JONES: Well, certainly, we have a lot of emergency situations. We've had many, many overdoses over the years. It has affected businesses and their ability to hire people because people have difficulty passing drug screens. It has infiltrated the school system. We have many children that are living with other families or in foster care because their parents are struggling. Restaurants in town have people overdosing in their bathrooms.

GARCIA-NAVARRO: So West Virginia is one of the states that has signed on to the tentative settlement. Do you expect to see any amount of that money come to you?

JONES: Well, there are so many entities that are bearing the brunt of the opioid epidemic. We've got first responders, law enforcement, primary care, hospitals, treatment programs, harm reduction programs. So all of those folks are going to be looking for support and help. And we certainly hope that some of that money gets to the grassroots agencies.

GARCIA-NAVARRO: Do you think that the state's attorneys know how to spend this money? I mean, do you think that they know where to send it and who needs it the most?

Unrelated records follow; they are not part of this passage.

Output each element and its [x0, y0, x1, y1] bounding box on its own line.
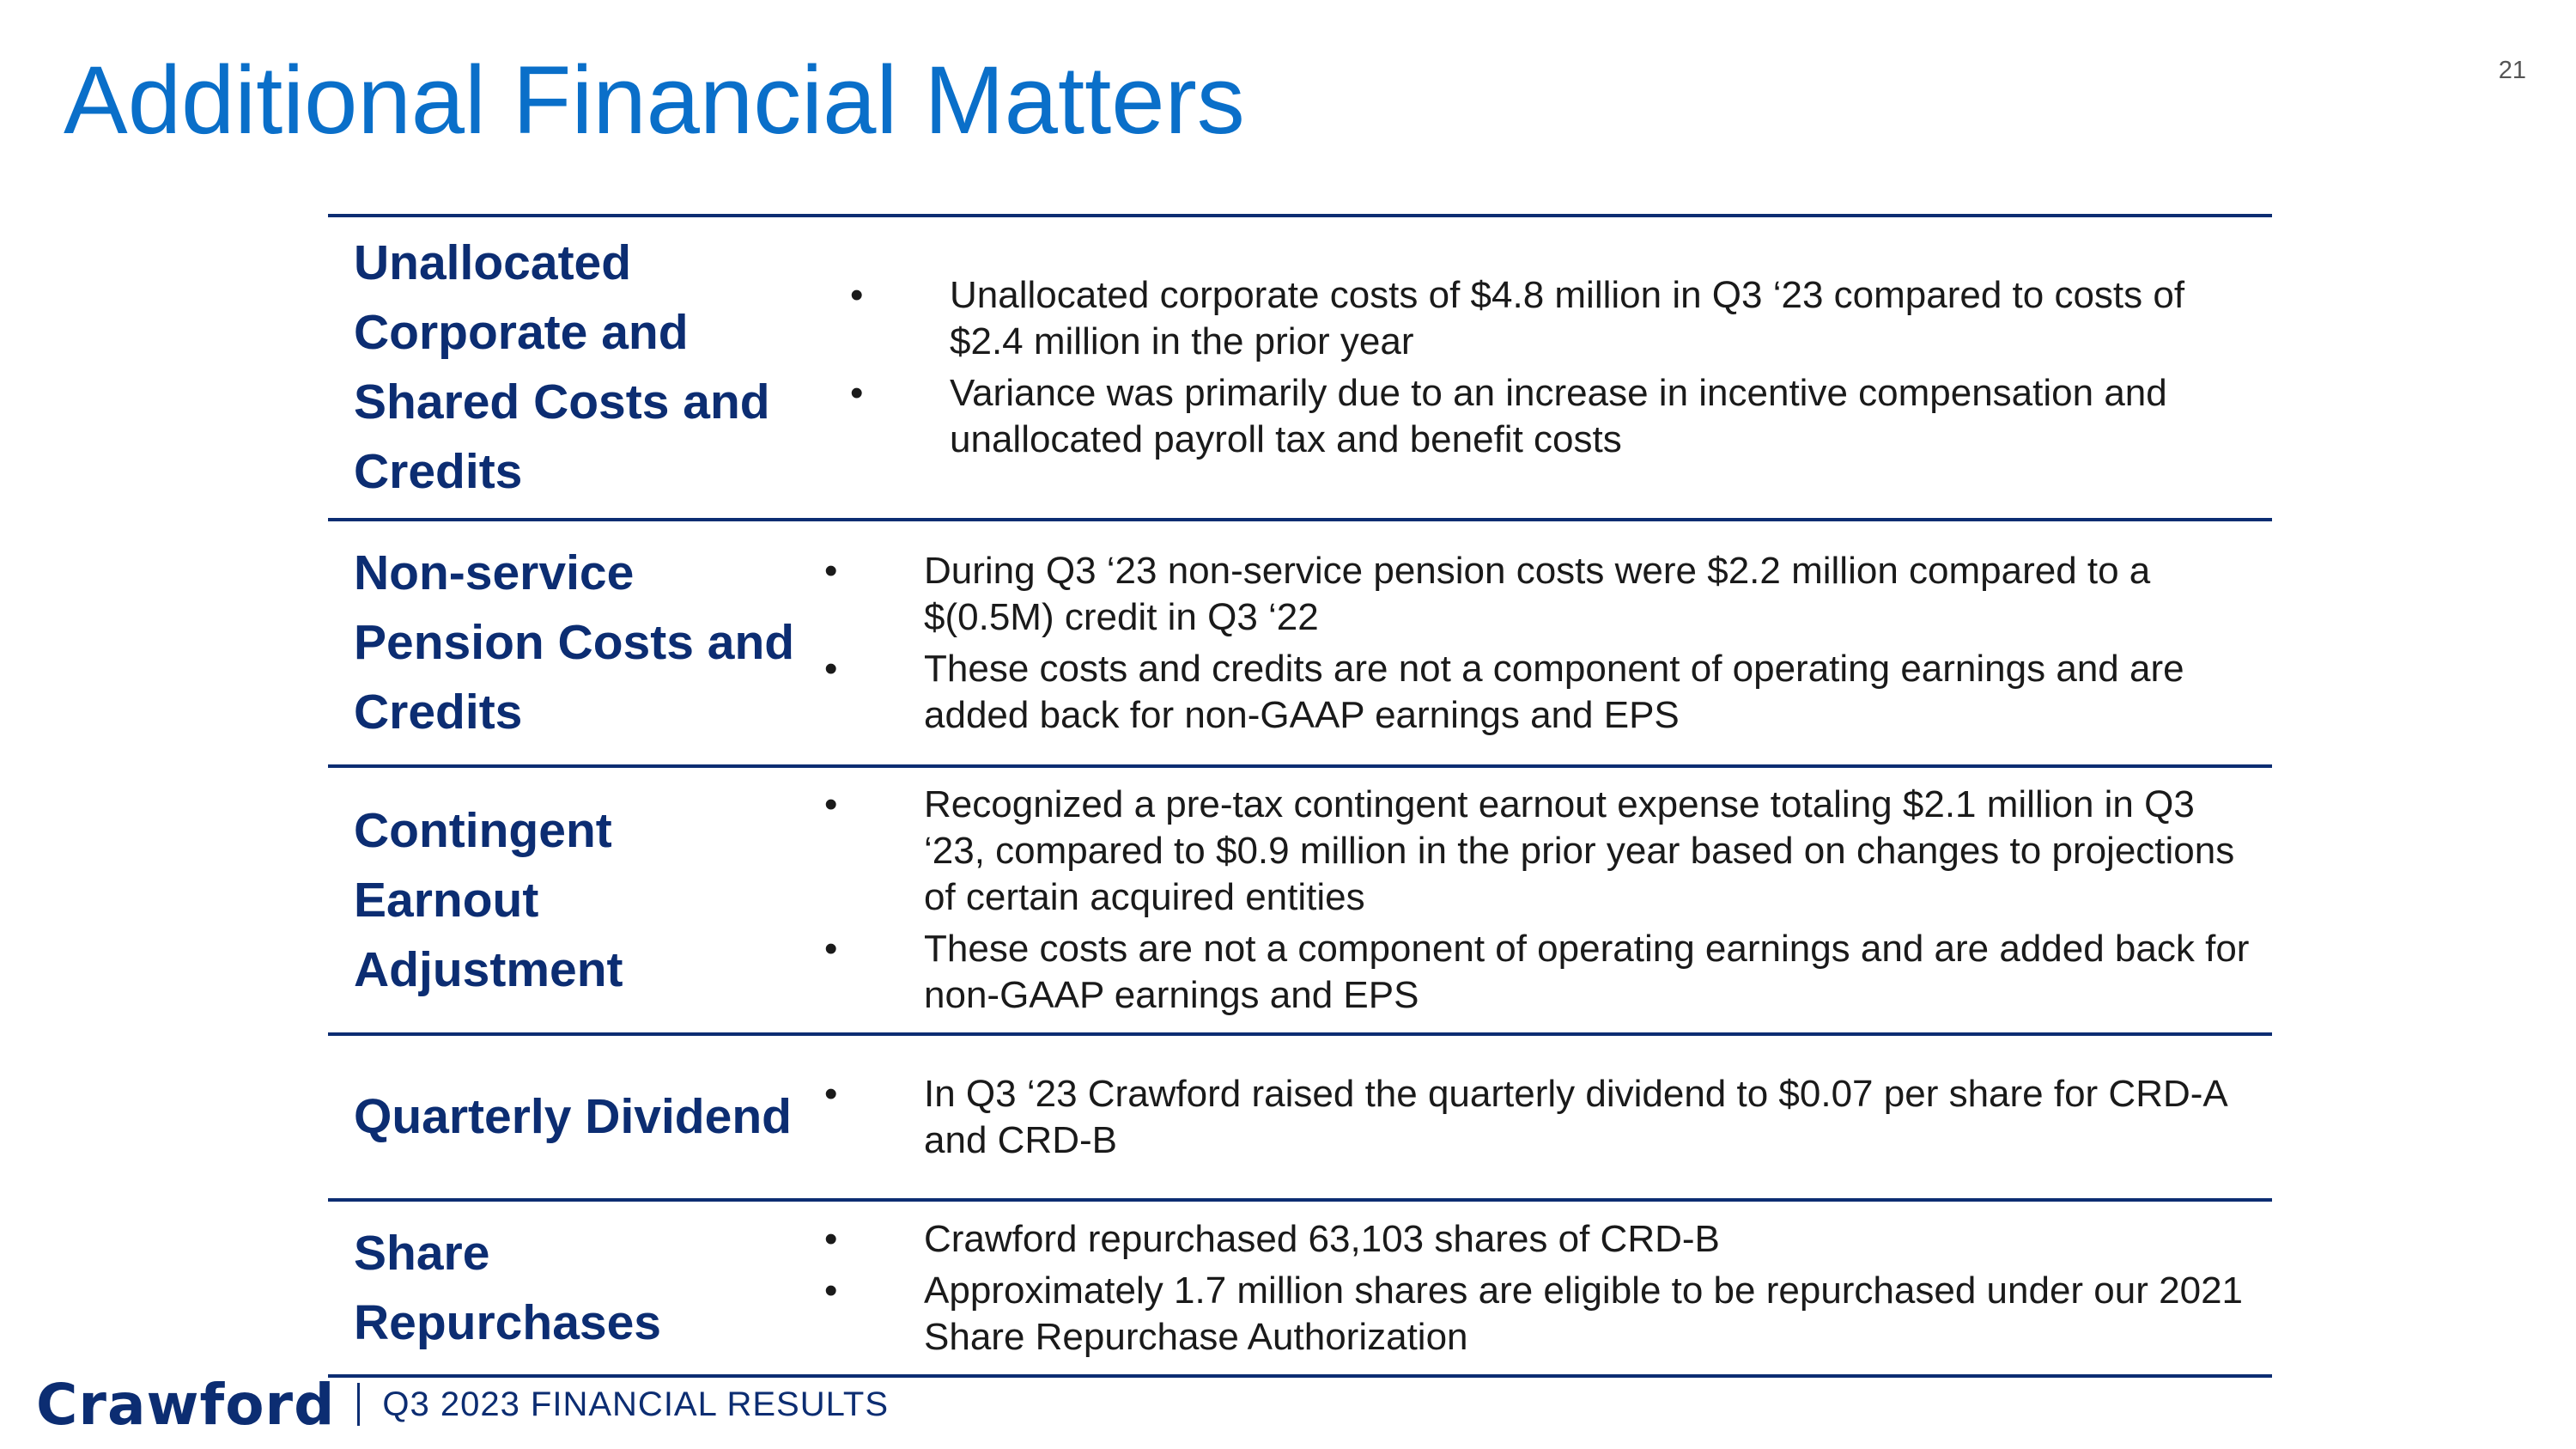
- bullet-item: • These costs and credits are not a compo…: [809, 646, 2255, 739]
- bullet-icon: •: [824, 1217, 838, 1260]
- footer: Crawford Q3 2023 FINANCIAL RESULTS: [36, 1372, 890, 1438]
- page-number: 21: [2498, 57, 2526, 84]
- bullet-item: • Crawford repurchased 63,103 shares of C…: [809, 1216, 2255, 1263]
- bullet-item: • In Q3 ‘23 Crawford raised the quarterly…: [809, 1071, 2255, 1164]
- crawford-logo: Crawford: [36, 1371, 336, 1438]
- slide-title: Additional Financial Matters: [64, 46, 1245, 154]
- bullet-text: These costs are not a component of opera…: [924, 928, 2250, 1016]
- bullet-icon: •: [850, 274, 864, 316]
- row-label: Contingent Earnout Adjustment: [354, 802, 623, 997]
- bullet-text: Crawford repurchased 63,103 shares of CR…: [924, 1217, 1720, 1260]
- bullet-item: • Unallocated corporate costs of $4.8 mil…: [835, 272, 2255, 365]
- bullet-text: These costs and credits are not a compon…: [924, 647, 2184, 736]
- table-row-pension-costs: Non-service Pension Costs and Credits • D…: [328, 521, 2272, 768]
- bullet-item: • During Q3 ‘23 non-service pension costs…: [809, 548, 2255, 641]
- bullet-list: • During Q3 ‘23 non-service pension costs…: [809, 543, 2272, 744]
- bullet-text: Unallocated corporate costs of $4.8 mill…: [950, 274, 2185, 362]
- bullet-list: • In Q3 ‘23 Crawford raised the quarterly…: [809, 1066, 2272, 1169]
- bullet-icon: •: [824, 1072, 838, 1115]
- bullet-item: • These costs are not a component of oper…: [809, 926, 2255, 1019]
- bullet-text: Variance was primarily due to an increas…: [950, 372, 2167, 460]
- bullet-icon: •: [850, 372, 864, 414]
- row-label: Unallocated Corporate and Shared Costs a…: [354, 235, 770, 499]
- bullet-text: During Q3 ‘23 non-service pension costs …: [924, 549, 2151, 638]
- row-label: Quarterly Dividend: [354, 1089, 792, 1144]
- bullet-icon: •: [824, 783, 838, 825]
- row-label: Non-service Pension Costs and Credits: [354, 545, 795, 740]
- table-row-quarterly-dividend: Quarterly Dividend • In Q3 ‘23 Crawford r…: [328, 1036, 2272, 1202]
- bullet-list: • Recognized a pre-tax contingent earnout…: [809, 776, 2272, 1024]
- bullet-icon: •: [824, 647, 838, 690]
- bullet-item: • Variance was primarily due to an increa…: [835, 370, 2255, 463]
- bullet-icon: •: [824, 549, 838, 592]
- financial-matters-table: Unallocated Corporate and Shared Costs a…: [328, 214, 2272, 1378]
- table-row-contingent-earnout: Contingent Earnout Adjustment • Recognize…: [328, 768, 2272, 1036]
- bullet-item: • Recognized a pre-tax contingent earnout…: [809, 782, 2255, 921]
- table-row-unallocated-costs: Unallocated Corporate and Shared Costs a…: [328, 217, 2272, 521]
- bullet-text: Approximately 1.7 million shares are eli…: [924, 1269, 2244, 1358]
- bullet-text: In Q3 ‘23 Crawford raised the quarterly …: [924, 1072, 2227, 1161]
- table-row-share-repurchases: Share Repurchases • Crawford repurchased …: [328, 1202, 2272, 1378]
- row-label: Share Repurchases: [354, 1225, 662, 1350]
- footer-divider: [357, 1383, 361, 1426]
- bullet-icon: •: [824, 1269, 838, 1312]
- bullet-icon: •: [824, 928, 838, 970]
- bullet-item: • Approximately 1.7 million shares are el…: [809, 1268, 2255, 1361]
- footer-label: Q3 2023 FINANCIAL RESULTS: [382, 1385, 890, 1423]
- bullet-list: • Unallocated corporate costs of $4.8 mil…: [835, 267, 2272, 468]
- bullet-text: Recognized a pre-tax contingent earnout …: [924, 783, 2235, 918]
- bullet-list: • Crawford repurchased 63,103 shares of C…: [809, 1211, 2272, 1366]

JONES: I'm not sure they do, and I think that that's something that really needs to be addressed.

GARCIA-NAVARRO: What would you use the settlement money for? Tell me a little bit about some of the programs that you have had to use because of the opioid epidemic.

JONES: Well, in just 3 1/2 years, we've given out over 4,300 Naloxone kits in order to prevent overdose. We need social workers. We need nurses. We see nursing issues that most people don't see in a lifetime of nursing care. And so it's really, really important that we have people on the ground who are able to work with folks until treatment's available.

GARCIA-NAVARRO: So do you think this money will be enough - if the settlement becomes official - to help end the opioid crisis?

JONES: I'm not sure there is sufficient money to bring us completely out of this situation. We had opioids in our community prior to this crisis, but not on the scale that we have now. And that's the issue. Once that's unleashed, getting people into treatment is difficult. Preventing relapse is difficult. This is going to be a long-term process, and we still don't know the answers.

GARCIA-NAVARRO: That's Laura Jones in Morgantown, W. Va. Thank you so much for your time.